Do Helen’s soliloquies reveal a depth of character? Here’s the first:

Our remedies oft in ourselves do lie
Which we ascribe to heaven. The fated sky
Gives us free scope, only doth backward pull
Our slow designs when we ourselves are dull.
What power is it which mounts my love so high,
That makes me see, and cannot feed mine eye?
The mightiest space in fortune nature brings
To join like likes and kiss like native things.
Impossible be strange attempts to those
That weigh their pains in sense and do suppose
What hath been cannot be.
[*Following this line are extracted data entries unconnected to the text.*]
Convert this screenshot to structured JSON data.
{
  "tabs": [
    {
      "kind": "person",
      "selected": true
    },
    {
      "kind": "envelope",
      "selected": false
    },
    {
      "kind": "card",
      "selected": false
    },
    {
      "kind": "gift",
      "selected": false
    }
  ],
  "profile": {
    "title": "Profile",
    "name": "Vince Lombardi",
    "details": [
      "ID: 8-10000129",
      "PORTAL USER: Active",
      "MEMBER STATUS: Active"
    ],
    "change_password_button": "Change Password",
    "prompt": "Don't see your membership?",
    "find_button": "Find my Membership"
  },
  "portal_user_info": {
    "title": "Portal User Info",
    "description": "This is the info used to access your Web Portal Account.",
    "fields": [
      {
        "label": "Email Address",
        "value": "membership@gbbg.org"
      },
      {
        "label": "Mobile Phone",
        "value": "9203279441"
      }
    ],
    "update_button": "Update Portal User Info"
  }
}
Who ever strove
To show her merit that did miss her love? (1.1.222-233)

There’s a sexist tang to Coleridge’s assessment, as if the concerns of women (love and matrimony) do not carry the weight of men’s. Yet here we find concerns about fate, free will, and the restrictive boundaries of social class. And parsed in couplets, too. If her thoughts lack gravitas, what do we make of the first lines’ similarity to Cassius’s comment in Julius Caesar?

Men at some time are masters of their fate.
The fault, dear Brutus, is not in our stars,
But ourselves, that we are underlings. (1.2.146-148)

Helen’s ambition is to marry above her station; Cassius’s is to assassinate a Roman leader. Both challenge socio-political order. And isn’t that what we find most compelling about Shakespeare’s heroes and heroines? Their fearlessness in confronting the cosmos and seeking to reorder it? Her comment, “Impossible be strange attempts to those that weigh their pains in sorrow and do suppose what hath been cannot be,” shows just how far she’s willing to beyond the established order of things. Her quest will be “strange,” out of the ordinary, uncommon, remarkable, the kind of thing others have failed at because they lacked imagination or were defeatist – a hero’s vision. Her final question, it seems to me, is rhetorical, not plaintive. She’s saying “if I strive, I will succeed” – a hero’s stance.

I’ll save a close reading of the second soliloquy for another time.